Don't understand clipper circuit

i've only drawn the necessary stuff to show half a cycle.

i don't understand how the battery acts to limit the voltage at V_out. how does battery counteract the part of the cycle where V_in > V_battery? for this part of the cycle shouldn't it be V_in - V_b?

jim hardy
Gold Member
Dearly Missed
Write Kirchoff's Voltage Law around the loop Vout-diode-battery....

NascentOxygen
Staff Emeritus
As Jim said. When the diode is conducting, what is the sum of the voltages : Vbattery + Vdiode?

what about the outer loop? what is happening to V_source?

and is the resistor absolutely necessary?

and is the resistor absolutely necessary?
What do you think, what's going on with current when diode conducts and the resistor value is R=0 Ω ?

Your output voltage should be the rightmost one. In the diagram, the one V(out) you have written in black.

When V(in) < V(b) then the diode won't be forward biased and won't conduct. So the output voltage is V(in). There is no voltage drop across the resistor, since no current is flowing across it.

When V(in)>V(b) then the diode will be forward biased and will conduct.
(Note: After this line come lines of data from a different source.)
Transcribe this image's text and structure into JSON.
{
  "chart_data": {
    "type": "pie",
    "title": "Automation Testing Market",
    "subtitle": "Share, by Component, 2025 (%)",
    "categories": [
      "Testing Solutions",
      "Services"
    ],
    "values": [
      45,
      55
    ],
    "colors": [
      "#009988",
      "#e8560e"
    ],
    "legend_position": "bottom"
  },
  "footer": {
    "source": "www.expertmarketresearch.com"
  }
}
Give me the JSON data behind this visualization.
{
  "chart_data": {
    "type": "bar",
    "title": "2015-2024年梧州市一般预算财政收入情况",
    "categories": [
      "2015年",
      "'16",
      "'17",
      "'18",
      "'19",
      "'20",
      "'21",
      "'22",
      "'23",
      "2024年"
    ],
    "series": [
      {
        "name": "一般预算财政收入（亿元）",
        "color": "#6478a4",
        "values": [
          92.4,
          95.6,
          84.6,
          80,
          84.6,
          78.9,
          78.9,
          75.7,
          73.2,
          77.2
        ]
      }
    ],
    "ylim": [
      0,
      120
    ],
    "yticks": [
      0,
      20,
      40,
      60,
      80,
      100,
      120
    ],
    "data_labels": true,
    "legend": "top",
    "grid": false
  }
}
So the output voltage will be V(b). When forward biased the drop across diode is around 0.4 or 0.7V.

The battery does counteract the input voltage, which is reflected across the resistance. Think of it as cold water flowing from V(input). There is a thermometer at Resistance and hot source of water from V(b). The difference of temperature is reflected at the thermometer but the temperature of either source of water won't change. So if you place another thermometer across the cold source of water, you will get the cold water's termperature.